Fractal Architect 5 Help Index
Applies to:FA 5
See also: GPU Trial Rendering Window
Some of you will find that even though your Mac has a GPU that is OpenCL compatible, it is unusable by the app.
Many older Macs do not have a OpenCL compatible GPU, so this discussion does not apply to those Mac models. All Macs are capable of OpenCL CPU rendering.
As will be explained below, there are critical defects in Apple’s OpenCL driver/compiler/runtime components that only affect certain Mac models. We cannot fix them - we cannot workaround these defects.
With Fractal Architect 3D, GPU rendering was provided as part of the app. Affected customers were angry that they paid for an app whose most important feature was broken.
With Fractal Architect 5, customers whose Macs are incapable of GPU rendering will not have paid for that capability. You now have a free, risk-free utility to try out GPU rendering before deciding to purchase the option.
Fractal Architect 5 is a very demanding app for OpenCL driver robustness and compatibility. You might find that your Mac model and OS X version together are incompatible with Fractal Architect 5 GPU rendering.
Use the builtin free [GPU Trial Rendering] utility to test you Mac’s compatibility with Fractal Architect 5’s GPU rendering. It allows you to test GPU rendering on a selection of 16 fractals. You can render the same fractal using first the CPU, then the GPU. You can compare image quality side-by-side and see the GPU performance advantage (if any).
This free utility is a risk free way for you find whether your Mac can use GPU rendering or not.
If GPU rendering works great there, you can be confident that it works with your own fractals. If the GPU Trial does not work or crashes the app, you will know that GPU rendering does not work on your combination of Mac and installed OS X version.
Our experience is that most Macs with ATI or Nvidia GPUs can use GPU rendering.

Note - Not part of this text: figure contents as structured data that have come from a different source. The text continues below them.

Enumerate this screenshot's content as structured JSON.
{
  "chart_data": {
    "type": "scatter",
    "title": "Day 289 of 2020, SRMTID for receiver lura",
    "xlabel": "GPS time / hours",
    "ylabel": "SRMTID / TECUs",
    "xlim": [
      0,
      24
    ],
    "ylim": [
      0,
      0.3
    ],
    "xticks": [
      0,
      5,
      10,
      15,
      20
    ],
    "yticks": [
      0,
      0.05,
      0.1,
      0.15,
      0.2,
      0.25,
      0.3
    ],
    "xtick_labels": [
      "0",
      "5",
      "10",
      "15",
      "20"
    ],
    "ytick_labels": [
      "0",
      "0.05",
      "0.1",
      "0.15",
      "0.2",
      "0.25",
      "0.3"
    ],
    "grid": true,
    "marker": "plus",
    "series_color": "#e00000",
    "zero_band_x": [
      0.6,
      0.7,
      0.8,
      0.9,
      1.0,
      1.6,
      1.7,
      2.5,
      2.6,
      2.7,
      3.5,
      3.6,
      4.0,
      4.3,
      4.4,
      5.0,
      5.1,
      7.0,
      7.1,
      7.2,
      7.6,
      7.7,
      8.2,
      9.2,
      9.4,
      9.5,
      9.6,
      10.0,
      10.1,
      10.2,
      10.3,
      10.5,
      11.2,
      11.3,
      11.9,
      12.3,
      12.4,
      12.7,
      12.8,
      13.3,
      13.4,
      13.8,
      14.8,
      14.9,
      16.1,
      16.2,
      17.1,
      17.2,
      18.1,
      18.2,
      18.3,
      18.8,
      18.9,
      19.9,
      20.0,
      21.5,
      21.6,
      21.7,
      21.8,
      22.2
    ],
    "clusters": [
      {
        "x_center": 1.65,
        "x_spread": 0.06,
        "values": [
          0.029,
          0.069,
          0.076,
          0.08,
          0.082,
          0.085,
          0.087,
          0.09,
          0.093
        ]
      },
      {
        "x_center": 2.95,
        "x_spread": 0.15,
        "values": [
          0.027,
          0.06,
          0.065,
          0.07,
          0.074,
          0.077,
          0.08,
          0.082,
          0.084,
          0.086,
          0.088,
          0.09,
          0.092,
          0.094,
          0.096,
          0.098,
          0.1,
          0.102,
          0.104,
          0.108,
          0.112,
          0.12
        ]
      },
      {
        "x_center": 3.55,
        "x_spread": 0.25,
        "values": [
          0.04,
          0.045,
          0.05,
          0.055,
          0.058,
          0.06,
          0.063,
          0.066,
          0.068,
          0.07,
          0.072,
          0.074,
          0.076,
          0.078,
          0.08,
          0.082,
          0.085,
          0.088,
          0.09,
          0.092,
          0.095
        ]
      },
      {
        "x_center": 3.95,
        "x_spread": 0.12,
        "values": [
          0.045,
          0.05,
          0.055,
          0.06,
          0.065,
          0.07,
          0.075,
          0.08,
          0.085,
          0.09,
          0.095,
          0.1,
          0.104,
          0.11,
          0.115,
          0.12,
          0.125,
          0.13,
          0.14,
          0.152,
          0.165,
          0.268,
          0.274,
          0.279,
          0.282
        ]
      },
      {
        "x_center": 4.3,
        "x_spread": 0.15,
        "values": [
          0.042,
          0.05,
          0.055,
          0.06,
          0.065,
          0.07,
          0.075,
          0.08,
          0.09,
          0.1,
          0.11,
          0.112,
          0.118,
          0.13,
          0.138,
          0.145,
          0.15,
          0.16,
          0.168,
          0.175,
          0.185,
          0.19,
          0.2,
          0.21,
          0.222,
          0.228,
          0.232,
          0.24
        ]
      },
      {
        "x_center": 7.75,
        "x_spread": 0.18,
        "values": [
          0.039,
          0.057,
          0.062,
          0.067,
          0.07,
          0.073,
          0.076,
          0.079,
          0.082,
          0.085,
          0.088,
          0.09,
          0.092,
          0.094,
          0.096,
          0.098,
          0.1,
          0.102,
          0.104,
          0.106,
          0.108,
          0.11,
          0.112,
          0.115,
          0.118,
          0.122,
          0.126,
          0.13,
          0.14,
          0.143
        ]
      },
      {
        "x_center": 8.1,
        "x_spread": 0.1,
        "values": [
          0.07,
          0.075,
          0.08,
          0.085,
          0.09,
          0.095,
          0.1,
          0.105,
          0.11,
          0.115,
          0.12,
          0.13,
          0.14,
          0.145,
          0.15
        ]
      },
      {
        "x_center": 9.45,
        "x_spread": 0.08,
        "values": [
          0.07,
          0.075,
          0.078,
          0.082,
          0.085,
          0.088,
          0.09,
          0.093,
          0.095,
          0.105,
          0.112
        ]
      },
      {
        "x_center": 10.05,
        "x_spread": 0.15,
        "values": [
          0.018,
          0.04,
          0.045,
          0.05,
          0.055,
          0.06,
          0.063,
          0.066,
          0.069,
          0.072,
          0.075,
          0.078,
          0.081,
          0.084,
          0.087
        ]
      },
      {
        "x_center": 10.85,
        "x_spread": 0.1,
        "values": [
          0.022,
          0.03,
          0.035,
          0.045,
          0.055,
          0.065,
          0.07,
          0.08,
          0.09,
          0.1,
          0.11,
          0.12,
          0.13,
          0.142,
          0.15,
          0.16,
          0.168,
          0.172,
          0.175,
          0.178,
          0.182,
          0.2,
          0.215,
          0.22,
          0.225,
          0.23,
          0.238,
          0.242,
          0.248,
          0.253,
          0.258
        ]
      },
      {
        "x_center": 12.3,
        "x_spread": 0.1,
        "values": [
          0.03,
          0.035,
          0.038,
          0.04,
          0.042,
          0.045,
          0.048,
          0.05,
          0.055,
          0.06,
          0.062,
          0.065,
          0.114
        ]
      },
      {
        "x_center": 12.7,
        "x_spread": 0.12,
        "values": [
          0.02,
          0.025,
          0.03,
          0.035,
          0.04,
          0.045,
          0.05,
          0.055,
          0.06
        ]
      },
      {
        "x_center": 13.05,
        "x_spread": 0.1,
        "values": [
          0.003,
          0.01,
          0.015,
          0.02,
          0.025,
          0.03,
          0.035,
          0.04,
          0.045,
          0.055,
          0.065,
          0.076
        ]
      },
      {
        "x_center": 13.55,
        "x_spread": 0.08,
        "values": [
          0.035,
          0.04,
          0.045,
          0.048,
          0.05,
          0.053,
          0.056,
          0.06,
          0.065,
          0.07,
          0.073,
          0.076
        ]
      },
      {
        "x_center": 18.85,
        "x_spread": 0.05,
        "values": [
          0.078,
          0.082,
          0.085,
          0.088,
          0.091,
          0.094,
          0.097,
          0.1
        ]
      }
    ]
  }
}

Note: Older Macs (2010 and earlier) might GPU render properly on OS X Mountain Lion, but not on OS X Mavericks nor OS X Yosemite.
Right now Intel Iris GPUs won’t work for FA GPU rendering because of an OpenCL compiler defect in all update versions of both Mac OS X Mavericks and Yosemite. The OpenCL LLVM compiler is unable to produce a useable output in a reasonable amount of time, so the OpenCL runtime aborts (killing the app itself). Update: In OS X 10.10.3, the OpenCL runtime no longer aborts. But the underlying compiler problem is still there.
You will experience one of these outcomes:
Disclaimer:
Future OS X updates OpenCL Driver updates might fix these compatibility issues or might cause new issues on Macs that are now currently compatible. We have absolutely no control over this and we have no way to predict what Apple’s engineers might do in the future.
For instance, customers with 2011 Macbook Pros had to wait 4 months until the Mavericks 10.9.2 update was released, to be able to use Fractal Architect 3D GPU rendering on their ATI GPUs. On those same Macs, GPU rendering on the prior OS X Mountain Lion was very robust. Backwards compatibility regression can happen.
In late 2013 these were the numbers of different configurations of OpenCL capable Macs:
72 different OpenCL compatible Mac configurations in late 2013
Today that number is around 90 different configurations. When you account for all the 5 versions of Mac OS X supporting OpenCL with their multiple updates, the compatibility test matrix is HUGE.
Now does it make sense why the Apple OpenCL platform has compatibility issues?
We only have 7 test Macs. That’s why we don’t know which Mac configurations are compatible and which are not.